Personalization can enhance the customer experience as well. No. 3 U.S. carrier AT&T Wireless (AWE ) uses speech-recognition software from privately held Tellme Networks in Mountain View, Calif., that identifies the caller's number, then dips into the carrier's database to check whether the person is an existing subscriber. (Within 12 months, the system will greet the subscriber by name, promises Tellme President Mike McCue.) The software then tries to speed up the inquiry by guessing why the customer is calling and offering help: For instance, after first signing up for the service, many people call for help with setting up their mailbox.
Tellme's software also includes an address-book feature that lets customers issue voice commands, such as "call mom at home." And by dialing *121, they can get stock quotes and news bites via voice, buy movies tickets, or get driving directions. Similar services provided by live humans cost $5 a call vs. 10 cents with Tellme, says McCue.
FAKE STEEPLES. Other service improvements require significant spending: The industry forked over $4.3 billion in the third quarter, up from $1.3 billion in the second, even though No. 4 Sprint PCS (PCS ) and T-Mobile, a subsidiary of Deutsche Telekom (DT ), are still losing money, while the other four among the top six carriers -- Verizon Wireless, Cingular, AT&T Wireless, and Nextel -- are all believed to be in the black. With newcomers like Virgin Mobile and Boost Mobile marketing prepaid plans to teens, stealing customers, and driving down prices, such investments are likely a must for staying in business.
Among other things, carriers are spending to improve call quality within buildings, such as at airports and malls. They're buying gear like that sold by privately held LComm in Ontario, Canada -- antennas attached to coaxial cable that can be placed throughout hospitals and warehouses to provide uninterruped calling coverage, says Michael Brunet, a partner at LComm. Depending on the layout, the system costs as much as 25% less than wiring the same area with Wi-Fi, a high-speed wireless networking technology that's less reliable, he says.

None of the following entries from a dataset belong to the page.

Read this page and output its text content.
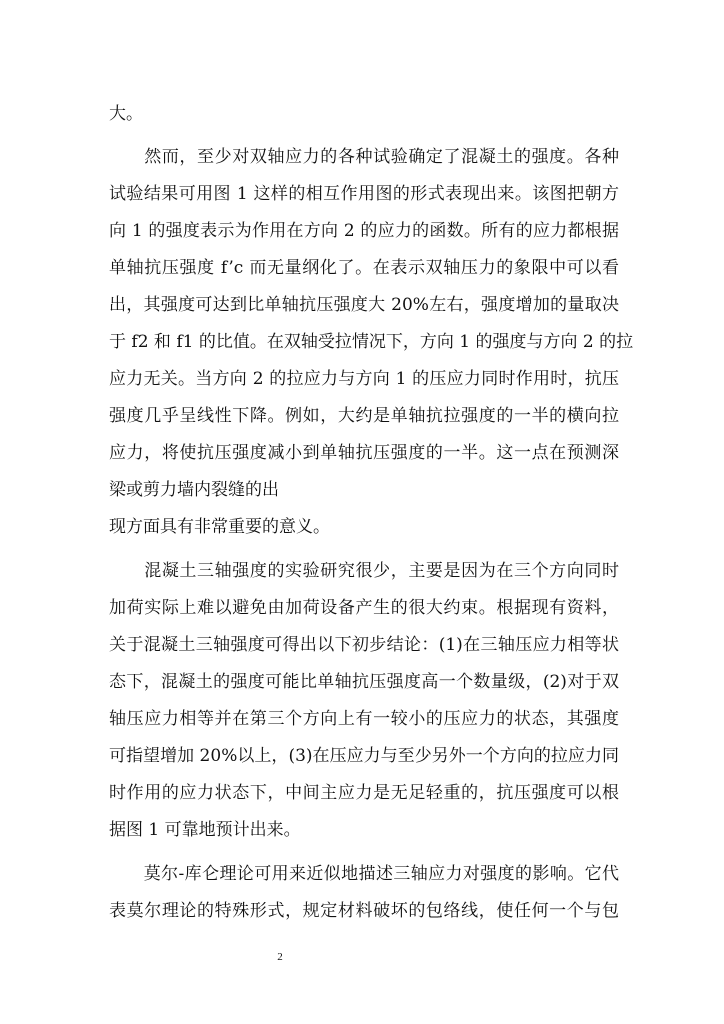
大。
　　然而，至少对双轴应力的各种试验确定了混凝土的强度。各种
试验结果可用图 1 这样的相互作用图的形式表现出来。该图把朝方
向 1 的强度表示为作用在方向 2 的应力的函数。所有的应力都根据
单轴抗压强度 f’c 而无量纲化了。在表示双轴压力的象限中可以看
出，其强度可达到比单轴抗压强度大 20%左右，强度增加的量取决
于 f2 和 f1 的比值。在双轴受拉情况下，方向 1 的强度与方向 2 的拉
应力无关。当方向 2 的拉应力与方向 1 的压应力同时作用时，抗压
强度几乎呈线性下降。例如，大约是单轴抗拉强度的一半的横向拉
应力，将使抗压强度减小到单轴抗压强度的一半。这一点在预测深
梁或剪力墙内裂缝的出
现方面具有非常重要的意义。
　　混凝土三轴强度的实验研究很少，主要是因为在三个方向同时
加荷实际上难以避免由加荷设备产生的很大约束。根据现有资料，
关于混凝土三轴强度可得出以下初步结论：(1)在三轴压应力相等状
态下，混凝土的强度可能比单轴抗压强度高一个数量级，(2)对于双
轴压应力相等并在第三个方向上有一较小的压应力的状态，其强度
可指望增加 20%以上，(3)在压应力与至少另外一个方向的拉应力同
时作用的应力状态下，中间主应力是无足轻重的，抗压强度可以根
据图 1 可靠地预计出来。
　　莫尔-库仑理论可用来近似地描述三轴应力对强度的影响。它代
表莫尔理论的特殊形式，规定材料破坏的包络线，使任何一个与包
2
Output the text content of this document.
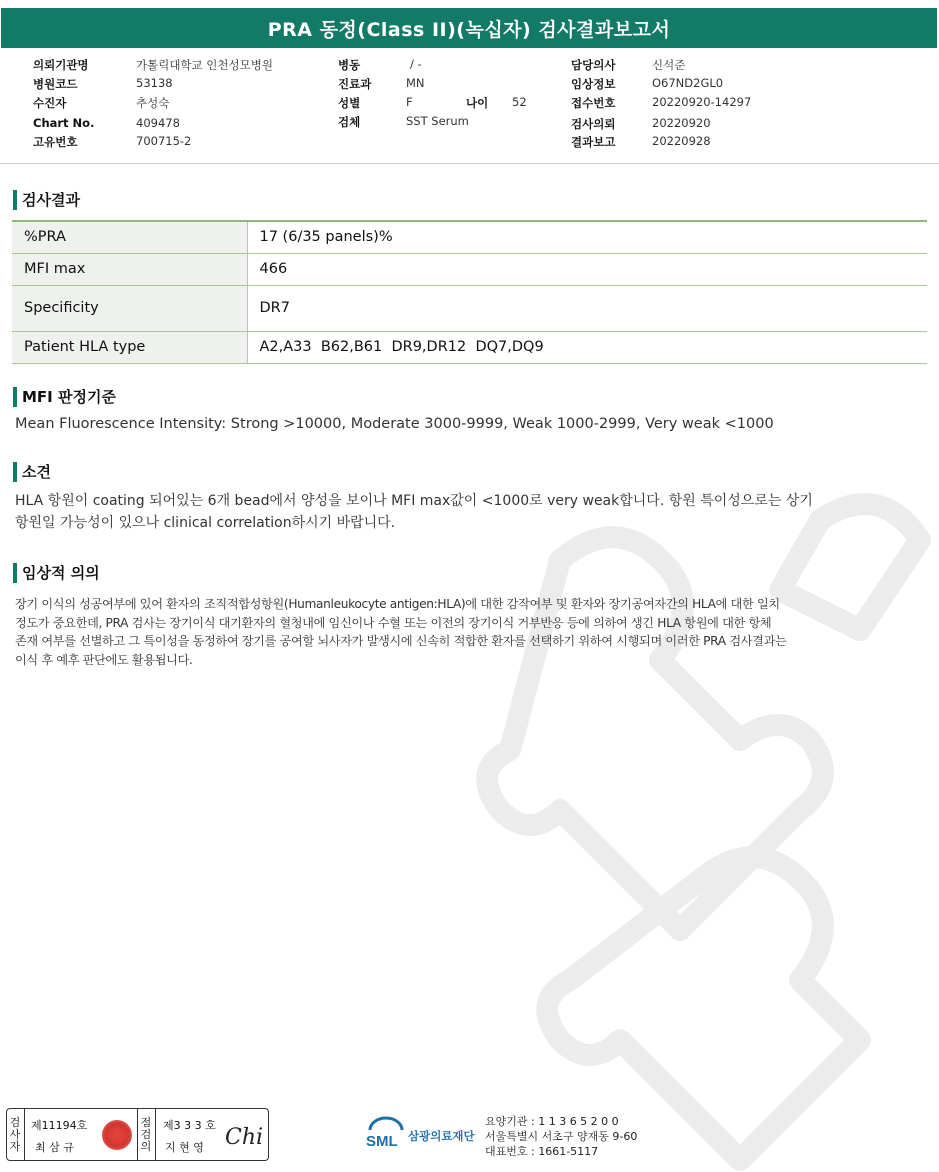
PRA 동정(Class II)(녹십자) 검사결과보고서
의뢰기관명	가톨릭대학교 인천성모병원
병원코드	53138
수진자	추성숙
Chart No.	409478
고유번호	700715-2
병동	/ -
진료과	MN
성별	F	나이 52
검체	SST Serum
담당의사	신석준
임상정보	O67ND2GL0
접수번호	20220920-14297
검사의뢰	20220920
결과보고	20220928
검사결과
%PRA	17 (6/35 panels)%
MFI max	466
Specificity	DR7
Patient HLA type	A2,A33  B62,B61  DR9,DR12  DQ7,DQ9
MFI 판정기준
Mean Fluorescence Intensity: Strong >10000, Moderate 3000-9999, Weak 1000-2999, Very weak <1000
소견
HLA 항원이 coating 되어있는 6개 bead에서 양성을 보이나 MFI max값이 <1000로 very weak합니다. 항원 특이성으로는 상기
항원일 가능성이 있으나 clinical correlation하시기 바랍니다.
임상적 의의
장기 이식의 성공여부에 있어 환자의 조직적합성항원(Humanleukocyte antigen:HLA)에 대한 감작여부 및 환자와 장기공여자간의 HLA에 대한 일치
정도가 중요한데, PRA 검사는 장기이식 대기환자의 혈청내에 임신이나 수혈 또는 이전의 장기이식 거부반응 등에 의하여 생긴 HLA 항원에 대한 항체
존재 여부를 선별하고 그 특이성을 동정하여 장기를 공여할 뇌사자가 발생시에 신속히 적합한 환자를 선택하기 위하여 시행되며 이러한 PRA 검사결과는
이식 후 예후 판단에도 활용됩니다.
검사자
제11194호
최 삼 규
점검의
제3 3 3 호
지 현 영 Chi	SML 삼광의료재단
요양기관 : 1 1 3 6 5 2 0 0
서울특별시 서초구 양재동 9-60
대표번호 : 1661-5117
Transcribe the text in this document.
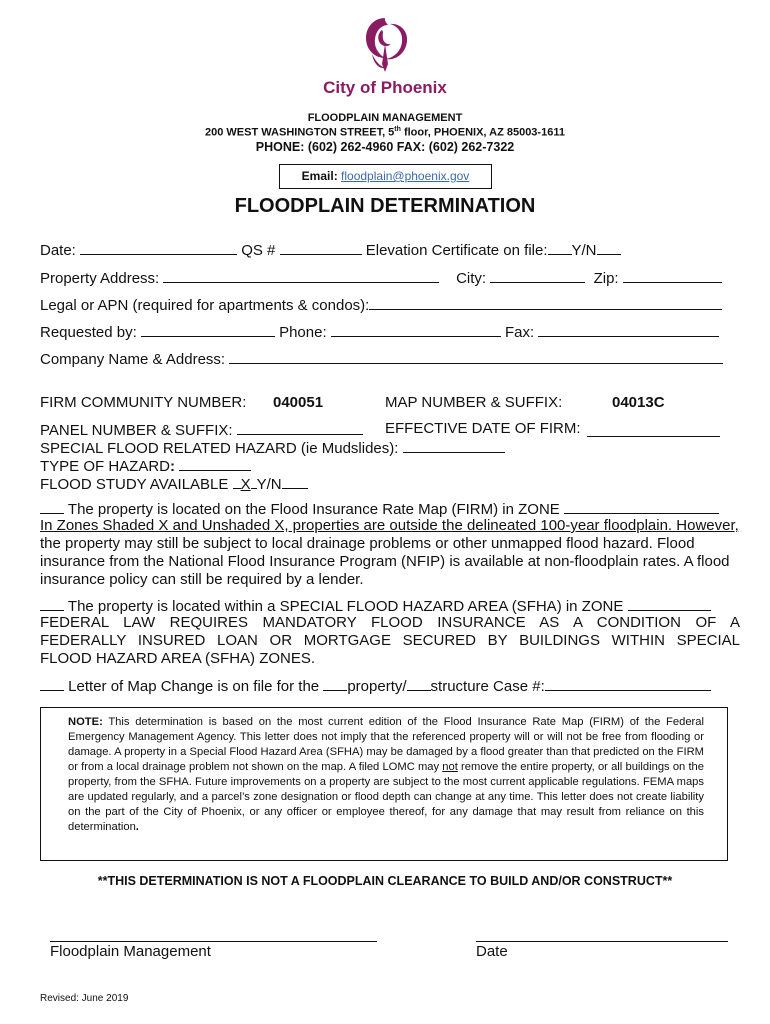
City of Phoenix
FLOODPLAIN MANAGEMENT
200 WEST WASHINGTON STREET, 5th floor, PHOENIX, AZ 85003-1611
PHONE: (602) 262-4960 FAX: (602) 262-7322
Email: floodplain@phoenix.gov
FLOODPLAIN DETERMINATION
Date:	QS #	Elevation Certificate on file: Y/N
Property Address:	City:	Zip:
Legal or APN (required for apartments & condos):
Requested by:	Phone:	Fax:
Company Name & Address:
FIRM COMMUNITY NUMBER: 040051	MAP NUMBER & SUFFIX:	04013C
PANEL NUMBER & SUFFIX:	EFFECTIVE DATE OF FIRM:
SPECIAL FLOOD RELATED HAZARD (ie Mudslides):
TYPE OF HAZARD:
FLOOD STUDY AVAILABLE X Y/N
The property is located on the Flood Insurance Rate Map (FIRM) in ZONE
In Zones Shaded X and Unshaded X, properties are outside the delineated 100-year floodplain. However,
the property may still be subject to local drainage problems or other unmapped flood hazard. Flood
insurance from the National Flood Insurance Program (NFIP) is available at non-floodplain rates. A flood
insurance policy can still be required by a lender.
The property is located within a SPECIAL FLOOD HAZARD AREA (SFHA) in ZONE
FEDERAL LAW REQUIRES MANDATORY FLOOD INSURANCE AS A CONDITION OF A
FEDERALLY INSURED LOAN OR MORTGAGE SECURED BY BUILDINGS WITHIN SPECIAL
FLOOD HAZARD AREA (SFHA) ZONES.
Letter of Map Change is on file for the property/ structure Case #:
NOTE: This determination is based on the most current edition of the Flood Insurance Rate Map (FIRM) of the Federal Emergency Management Agency. This letter does not imply that the referenced property will or will not be free from flooding or damage. A property in a Special Flood Hazard Area (SFHA) may be damaged by a flood greater than that predicted on the FIRM or from a local drainage problem not shown on the map. A filed LOMC may not remove the entire property, or all buildings on the property, from the SFHA. Future improvements on a property are subject to the most current applicable regulations. FEMA maps are updated regularly, and a parcel’s zone designation or flood depth can change at any time. This letter does not create liability on the part of the City of Phoenix, or any officer or employee thereof, for any damage that may result from reliance on this determination.
**THIS DETERMINATION IS NOT A FLOODPLAIN CLEARANCE TO BUILD AND/OR CONSTRUCT**
Floodplain Management	Date
Revised: June 2019
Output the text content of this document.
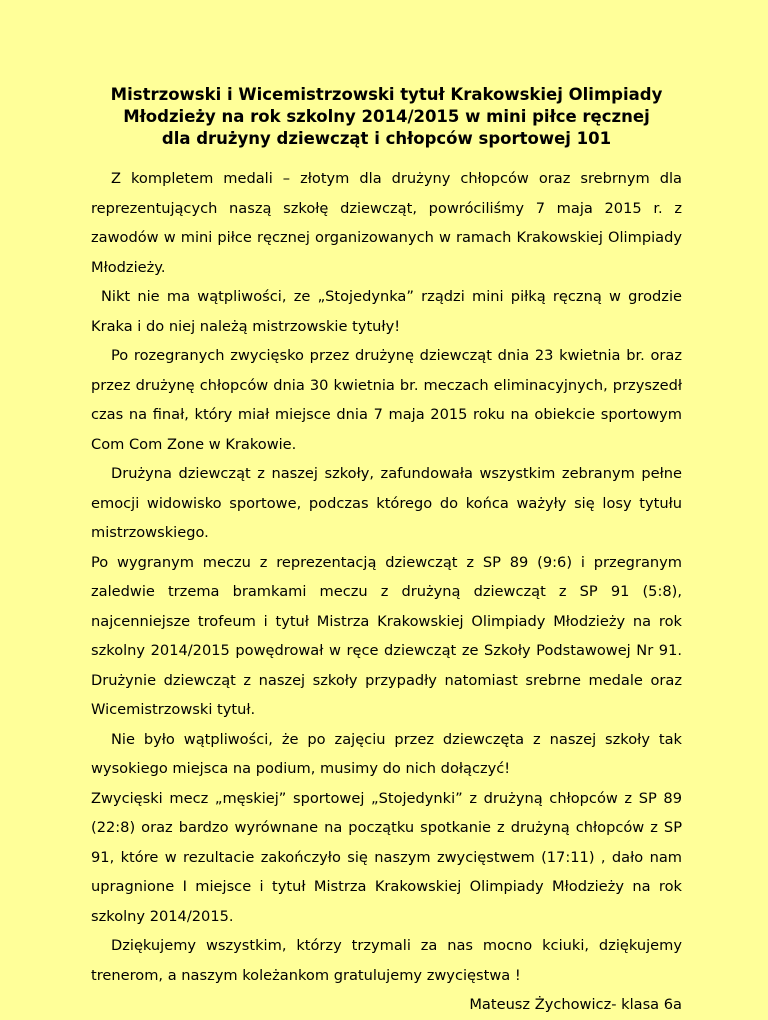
Mistrzowski i Wicemistrzowski tytuł Krakowskiej Olimpiady
Młodzieży na rok szkolny 2014/2015 w mini piłce ręcznej
dla drużyny dziewcząt i chłopców sportowej 101

Z kompletem medali – złotym dla drużyny chłopców oraz srebrnym dla reprezentujących naszą szkołę dziewcząt, powróciliśmy 7 maja 2015 r. z zawodów w mini piłce ręcznej organizowanych w ramach Krakowskiej Olimpiady Młodzieży.

Nikt nie ma wątpliwości, ze „Stojedynka” rządzi mini piłką ręczną w grodzie Kraka i do niej należą mistrzowskie tytuły!

Po rozegranych zwycięsko przez drużynę dziewcząt dnia 23 kwietnia br. oraz przez drużynę chłopców dnia 30 kwietnia br. meczach eliminacyjnych, przyszedł czas na finał, który miał miejsce dnia 7 maja 2015 roku na obiekcie sportowym Com Com Zone w Krakowie.

Drużyna dziewcząt z naszej szkoły, zafundowała wszystkim zebranym pełne emocji widowisko sportowe, podczas którego do końca ważyły się losy tytułu mistrzowskiego.

Po wygranym meczu z reprezentacją dziewcząt z SP 89 (9:6) i przegranym zaledwie trzema bramkami meczu z drużyną dziewcząt z SP 91 (5:8), najcenniejsze trofeum i tytuł Mistrza Krakowskiej Olimpiady Młodzieży na rok szkolny 2014/2015 powędrował w ręce dziewcząt ze Szkoły Podstawowej Nr 91. Drużynie dziewcząt z naszej szkoły przypadły natomiast srebrne medale oraz Wicemistrzowski tytuł.

Nie było wątpliwości, że po zajęciu przez dziewczęta z naszej szkoły tak wysokiego miejsca na podium, musimy do nich dołączyć!

Zwycięski mecz „męskiej” sportowej „Stojedynki” z drużyną chłopców z SP 89 (22:8) oraz bardzo wyrównane na początku spotkanie z drużyną chłopców z SP 91, które w rezultacie zakończyło się naszym zwycięstwem (17:11) , dało nam upragnione I miejsce i tytuł Mistrza Krakowskiej Olimpiady Młodzieży na rok szkolny 2014/2015.

Dziękujemy wszystkim, którzy trzymali za nas mocno kciuki, dziękujemy trenerom, a naszym koleżankom gratulujemy zwycięstwa !

Mateusz Żychowicz- klasa 6a
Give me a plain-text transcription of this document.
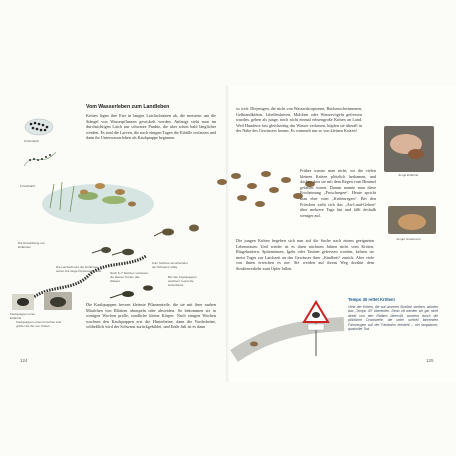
Krötenlaich
Froschlaich
Vom Wasserleben zum Landleben
Kröten legen ihre Eier in langen Laichschnüren ab, die meistens um die Stängel von Wasserpflanzen gewickelt werden. Anfangs sieht man im durchsichtigen Laich nur schwarze Punkte, die aber schon bald länglicher werden. Es sind die Larven, die nach einigen Tagen die Eihülle verlassen und dann ihr Unterwasserleben als Kaulquappe beginnen.
Die Entwicklung von Erdkröten
Die Laichschnüre der Erdkröten sehen wie lange Perlenketten aus.
Nach 6–7 Wochen verlassen die kleinen Kröten das Wasser.
Zum Schluss verschwindet der Schwanz völlig.
Bei den Kaulquappen wachsen zuerst die Hinterbeine.
Kaulquappen einer Erdkröte
Kaulquappen eines Frosches sind größer als die von Kröten.
Die Kaulquappen fressen kleinste Pflanzenteile, die sie mit ihrer rauhen Mäulchen von Blättern abraspeln oder abweiden. So bekommen sie in wenigen Wochen pralle, rundliche kleine Körper. Nach einigen Wochen wachsen den Kaulquappen erst die Hinterbeine, dann die Vorderbeine, schließlich wird der Schwanz zurückgebildet, und Ende Juli ist es dann
124
so weit: Diejenigen, die nicht von Wasserskorpionen, Rückenschwimmern, Gelbrandkäfern, Libellenlarven, Molchen oder Wasservögeln gefressen wurden, gehen als junge, noch nicht einmal erbsengroße Kröten an Land. Weil Hunderte fast gleichzeitig das Wasser verlassen, hüpfen sie überall in der Nähe des Gewässers herum. Es wimmelt nur so von kleinen Kröten!
Junge Erdkröte
Früher wusste man nicht, wo die vielen kleinen Kröten plötzlich herkamen, und dachte, dass sie mit dem Regen vom Himmel gefallen waren. Darum nannte man diese Erscheinung „Froschregen“. Heute spricht man eher vom „Krötenregen“. Bei den Fröschen zieht sich das „An-Land-Gehen“ über mehrere Tage hin und fällt deshalb weniger auf.
Junger Grasfrosch
Die jungen Kröten begeben sich nun auf die Suche nach einem geeigneten Lebensraum. Und wieder ist es ihren nächsten Jahren nicht vom Kröten, Ringelnattern, Spitzmäusen, Igeln oder Tauben gefressen worden, kehren sie meist Tages zur Laichzeit an das Gewässer ihrer „Kindheit“ zurück. Aber viele von ihnen erreichen es nie: Sie werden auf ihrem Weg dorthin dem Straßenverkehr zum Opfer fallen.
Tempo 30 rettet Kröten!
Viele der Kröten, die auf unseren Straßen sterben, würden das „Tempo 30“ überleben. Denn oft werden sie gar nicht direkt von den Rädern überrollt, sondern durch die plötzliche Druckwelle, die unter schnell fahrenden Fahrzeugen auf der Fahrbahn entsteht – ein langsamer, qualvoller Tod.
125
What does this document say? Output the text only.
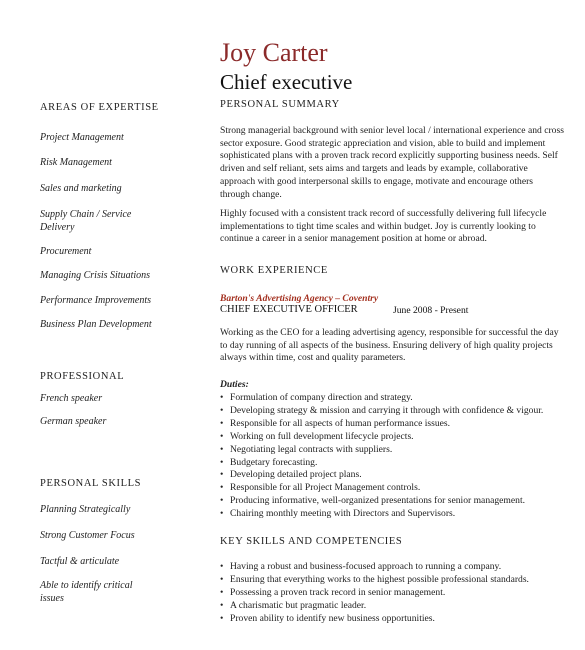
Joy Carter
Chief executive
AREAS OF EXPERTISE
Project Management
Risk Management
Sales and marketing
Supply Chain / Service Delivery
Procurement
Managing Crisis Situations
Performance Improvements
Business Plan Development
PROFESSIONAL
French speaker
German speaker
PERSONAL SKILLS
Planning Strategically
Strong Customer Focus
Tactful & articulate
Able to identify critical issues
PERSONAL SUMMARY
Strong managerial background with senior level local / international experience and cross sector exposure. Good strategic appreciation and vision, able to build and implement sophisticated plans with a proven track record explicitly supporting business needs. Self driven and self reliant, sets aims and targets and leads by example, collaborative approach with good interpersonal skills to engage, motivate and encourage others through change.
Highly focused with a consistent track record of successfully delivering full lifecycle implementations to tight time scales and within budget. Joy is currently looking to continue a career in a senior management position at home or abroad.
WORK EXPERIENCE
Barton's Advertising Agency – Coventry
CHIEF EXECUTIVE OFFICER	June 2008 - Present
Working as the CEO for a leading advertising agency, responsible for successful the day to day running of all aspects of the business. Ensuring delivery of high quality projects always within time, cost and quality parameters.
Duties:
• Formulation of company direction and strategy.
• Developing strategy & mission and carrying it through with confidence & vigour.
• Responsible for all aspects of human performance issues.
• Working on full development lifecycle projects.
• Negotiating legal contracts with suppliers.
• Budgetary forecasting.
• Developing detailed project plans.
• Responsible for all Project Management controls.
• Producing informative, well-organized presentations for senior management.
• Chairing monthly meeting with Directors and Supervisors.
KEY SKILLS AND COMPETENCIES
• Having a robust and business-focused approach to running a company.
• Ensuring that everything works to the highest possible professional standards.
• Possessing a proven track record in senior management.
• A charismatic but pragmatic leader.
• Proven ability to identify new business opportunities.
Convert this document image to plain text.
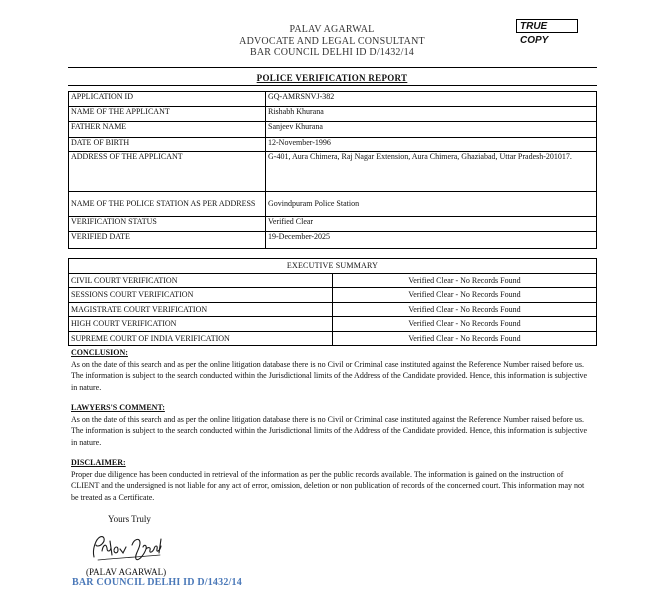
PALAV AGARWAL
ADVOCATE AND LEGAL CONSULTANT
BAR COUNCIL DELHI ID D/1432/14
TRUE COPY
POLICE VERIFICATION REPORT
APPLICATION ID	GQ-AMRSNVJ-382
NAME OF THE APPLICANT	Rishabh Khurana
FATHER NAME	Sanjeev Khurana
DATE OF BIRTH	12-November-1996
ADDRESS OF THE APPLICANT	G-401, Aura Chimera, Raj Nagar Extension, Aura Chimera, Ghaziabad, Uttar Pradesh-201017.
NAME OF THE POLICE STATION AS PER ADDRESS	Govindpuram Police Station
VERIFICATION STATUS	Verified Clear
VERIFIED DATE	19-December-2025
EXECUTIVE SUMMARY	
CIVIL COURT VERIFICATION	Verified Clear - No Records Found
SESSIONS COURT VERIFICATION	Verified Clear - No Records Found
MAGISTRATE COURT VERIFICATION	Verified Clear - No Records Found
HIGH COURT VERIFICATION	Verified Clear - No Records Found
SUPREME COURT OF INDIA VERIFICATION	Verified Clear - No Records Found
CONCLUSION:
As on the date of this search and as per the online litigation database there is no Civil or Criminal case instituted against the Reference Number raised before us. The information is subject to the search conducted within the Jurisdictional limits of the Address of the Candidate provided. Hence, this information is subjective in nature.
LAWYERS'S COMMENT:
As on the date of this search and as per the online litigation database there is no Civil or Criminal case instituted against the Reference Number raised before us. The information is subject to the search conducted within the Jurisdictional limits of the Address of the Candidate provided. Hence, this information is subjective in nature.
DISCLAIMER:
Proper due diligence has been conducted in retrieval of the information as per the public records available. The information is gained on the instruction of CLIENT and the undersigned is not liable for any act of error, omission, deletion or non publication of records of the concerned court. This information may not be treated as a Certificate.
Yours Truly
(PALAV AGARWAL)
BAR COUNCIL DELHI ID D/1432/14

To enhance call quality in suburban and rural areas, service providers are buying cellular camouflage gear: fake traffic lights, cactuses, church steeples, and palm trees that are really cell antennas. Sales at privately held Larson Camouflage in Tuscon, Ariz., which sells artificial palm and pine trees to the top six U.S. carriers, have increased 50% this year vs. 2002, says Steve Meyer, Larson's business development manager.
OLD AND THICK. To pinpoint dead spots, many carriers are also deploying special software that recreates the customer's experience by placing hundreds of calls an hour and measuring sound quality, says Dunsby. And InCode is busy helping service providers figure out where their most valuable customers -- such as business users -- require access, so that the carriers can first improve coverage there, Dunsby says. On the short list are railroad stations and courthouses, many of which are 100 years old and have thick walls that wireless signals can't penetrate.
Of course, shareholders and investors will likely look unkindly on sustained increases in carriers' capital spending, say analysts at telecom consultancy RHK. And many cell companies argue that customers who switch service providers after Nov. 24 will be disappointed, since the call quality of most cell carriers is roughly equivalent, even though customers' perceptions differ.
What's clear, though, is that today cell service is still falls far short of perfection. And with the increasing customer focus on quality, no carrier can afford to aim lower than that.